The skin of your vagina is the most delicate of your entire anatomy. No wonder it’s such a target for issues and infections, from zit breakouts to razor rash to more serious things, such as STDs like herpes and genital warts.
So when a suspicious bump, spot, or lump suddenly shows up down below, how can you determine if it’s okay to blow off...or if it’s something major that might pose a threat to your sexual health? The only way to know 100 percent for sure is to see your gyno for tests. But when that’s not possible or you’re too crazy panicked to get dressed and hightail it to her office, suss things out by taking inventory with these three questions.
1. Does the Bump Hurt—and How Badly?
“If it’s a mild kind of discomfort or it’s more tender to the touch than truly painful, it’s probably a harmless whitehead or an ingrown hair,” says Mary Jane Minkin, M.D., clinical professor of ob-gyn at the Yale School of Medicine. “Genital warts don’t cause pain either, but the worry is herpes—the blisters that characterize a herpes outbreak hurt really badly, and they can even burn when you urinate.” If the pain is nuts, your doc needs to check you out.
2. Is the Bump Smooth or Jagged?
A smooth, painless bump jutting out from the skin is probably just a skin tag, says Minkin. This is a super common benign growth that often pops up along body regions where skin rubs against skin—like your groin and upper thighs. “If it juts out the same way yet feels jagged and rough, like cauliflower, it’s more likely to be a genital wart,” says Minkin. Caused by the HPV virus and transmitted via skin-on-skin sexual contact, genital warts won’t lead to anything more serious. But you still need to see your gyno and find out the best way to have it removed so you don’t spread it to anyone else.

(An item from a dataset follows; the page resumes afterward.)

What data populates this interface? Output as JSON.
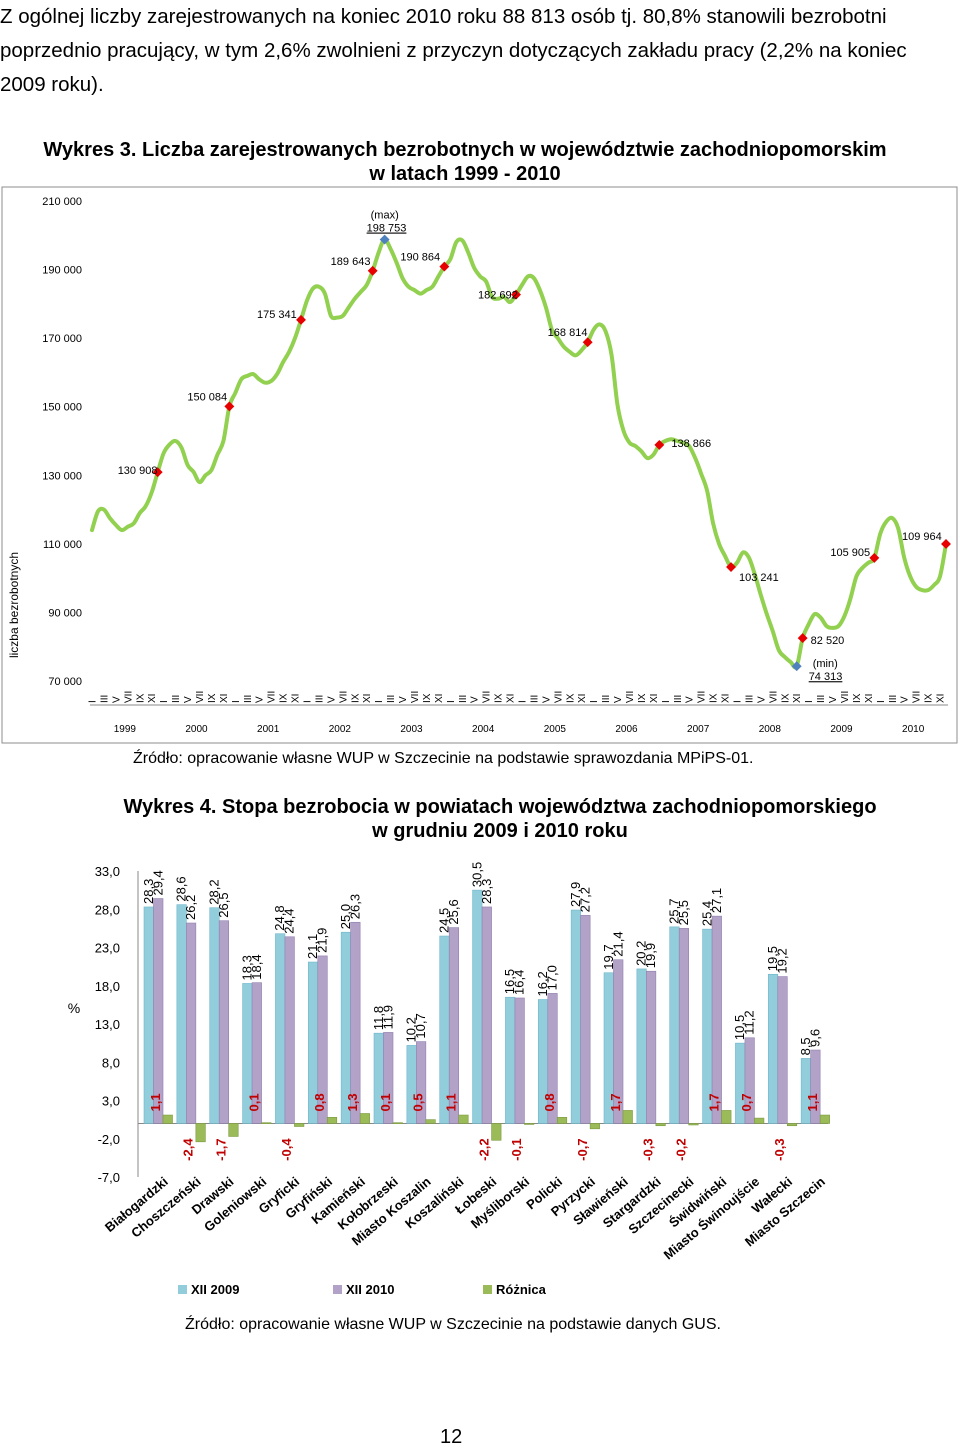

3. Is the Bump Closed or Open?
One or several red bumps that are closed and remain closed until they heal are most likely razor bumps, a zit, or a rash triggered by an allergic reaction, says Minkin. If it’s a painless bump just beneath the skin on either side of the vagina, it could be a Bartholin’s cyst, which is caused by a clog in one of the glands that lubricate the vagina. It’s harmless, can be about the size of a pea, and often goes away on its own.
While herpes blisters start out as closed red bumps, within days they open and turn into moist, even oozy lesions before crusting over and healing. If that’s what you’re seeing, your doctor needs to know. She can test you and prescribe meds that will ease (but unfortunately not cure) the infection.